Perlahan mereka mencoba mengurutkan apa saja yang berguna dalam informasi pemilik tubuh.

"Paman, boleh minta gulungan bersih dan satu tinta kuas? Aku ingin menjabarkannya biar kalian mengerti."

Lan Qiren tidak punya pilihan lagi selain menurutinya.

Tak butuh waktu lama, yang diperlukan telah ada di meja diskusi. Lan Xichen menyingkirkan nampan teko dan cangkir teh di tempat lain, lalu kembali duduk di samping saudaranya yang mengurus tinta.

Lan Wangji memberikan kuas kepada suaminya sebelum beberapa teori yang dimilikki.

Dua pasutri Lan mendengarkan sambil melihatnya menggambar dan berbicara bak penebak handal.

"Aku sudah mencoba menganalisa banyak hal untuk penyebab mengapa bisa dipanggil jiwa ke dunia. Jadi, aku akan coba menerangkan bagianku dulu." Tangannya bergerak begitu luwes. Walau berantakan tapi padat dan jelas.

"Bisa dilihat di sini, aku sudah mati. Tapi karena pemilik tubuh ini mengadakan ritual terlarang, makanya aku bangkit lagi."

Lan Wangji menyahut singkat. "Gulungan rahasia."

Ia membenarkan. "Benar. Aku, yang tak tahu menahu dan sudah menyatu dengan kematian, malah dipanggil setelah pembantaian di Burial Mound usai berbelas tahun yang lalu."

Gambaran stickman dan marga dipakai di bawah untuk logo supaya bisa dimengerti.

"Kudengar kau bangkit karena dipanggil oleh tubuh salah satu anak haram Jin Guangshan." Dia diceritakan oleh Lan Qiren saat setelah seminggu pernikahan terjadi.

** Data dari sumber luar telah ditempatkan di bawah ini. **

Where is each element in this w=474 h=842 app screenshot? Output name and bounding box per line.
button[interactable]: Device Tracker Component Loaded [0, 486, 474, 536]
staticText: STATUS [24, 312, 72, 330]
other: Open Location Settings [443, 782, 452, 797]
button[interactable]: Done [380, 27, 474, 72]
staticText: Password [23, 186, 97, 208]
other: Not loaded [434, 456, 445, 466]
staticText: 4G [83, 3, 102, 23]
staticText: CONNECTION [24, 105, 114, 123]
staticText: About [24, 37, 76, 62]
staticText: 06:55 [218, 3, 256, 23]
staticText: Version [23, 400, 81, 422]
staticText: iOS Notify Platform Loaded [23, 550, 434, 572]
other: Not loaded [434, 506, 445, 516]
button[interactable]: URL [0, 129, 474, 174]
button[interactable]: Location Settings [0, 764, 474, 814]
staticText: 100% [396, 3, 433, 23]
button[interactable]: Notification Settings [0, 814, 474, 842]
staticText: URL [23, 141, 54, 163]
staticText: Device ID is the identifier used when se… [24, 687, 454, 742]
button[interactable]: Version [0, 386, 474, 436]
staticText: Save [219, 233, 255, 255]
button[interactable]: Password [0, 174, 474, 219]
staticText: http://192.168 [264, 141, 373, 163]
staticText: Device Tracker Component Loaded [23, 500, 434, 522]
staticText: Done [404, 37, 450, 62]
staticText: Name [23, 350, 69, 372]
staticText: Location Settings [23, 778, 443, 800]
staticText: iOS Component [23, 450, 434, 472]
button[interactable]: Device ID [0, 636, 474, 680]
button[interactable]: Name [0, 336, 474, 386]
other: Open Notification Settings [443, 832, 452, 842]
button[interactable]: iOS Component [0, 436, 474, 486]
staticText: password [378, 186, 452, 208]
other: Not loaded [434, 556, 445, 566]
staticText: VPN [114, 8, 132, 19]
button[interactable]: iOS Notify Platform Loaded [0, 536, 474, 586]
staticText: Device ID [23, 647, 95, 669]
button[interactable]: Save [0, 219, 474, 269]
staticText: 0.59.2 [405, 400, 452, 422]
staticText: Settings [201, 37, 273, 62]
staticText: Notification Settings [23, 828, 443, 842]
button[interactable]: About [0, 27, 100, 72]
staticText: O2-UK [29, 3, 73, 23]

"Mo Xuanyu dan aku hanya mirip di rupa, tapi tidak punya darah kekerabatan. Dia memakai ritual tumbal jiwa untuk memanggilku, tapi kalian berdua tidak."

Lan Ruhi agak menyipit karena gambarannya sangat sederhana, hampir menunduk lebih dekat supaya bisa dilihat jelas.

"Tapi di ritual mau sesuci apa pun, memang harus ada jenis simbiosis. Kalian tahu apa yang dipertaruhkan."

Lan Qiren menimpali sesaat setelah berpikir. "...Kalian berdua saling memanfaatkan."

"Kurang lebih begitu. Dengan nyawa dan tubuh untuk kupakai leluasa sebagai bayarannya, Mo Xuanyu memintaku untuk membalaskan dendamnya. Ada tanda di mana sayatan pergelangan tanganku menjadi petunjuk pada siapa saya yang harus dibalas dendamkan." Dituliskan karakter pinyin yang spesifik.

"Keluarga Mo, semuanya tewas. Tiga tanda itu hilang setelah mereka mati bersama para pelayan yang juga menyiksa Mo Xuanyu sewaktu diasingkan."

"Karena rumornya menjadi lengan potong?"

Wei Wuxian menjawab dengan jelas. "Dunia pedang ini penuh diskriminasi dalam hubungan patriarki, terutama dari yang paling terdekat." Hampir semuanya melirik diam ke arah Lan Qiren yang tengah memproses gambaran.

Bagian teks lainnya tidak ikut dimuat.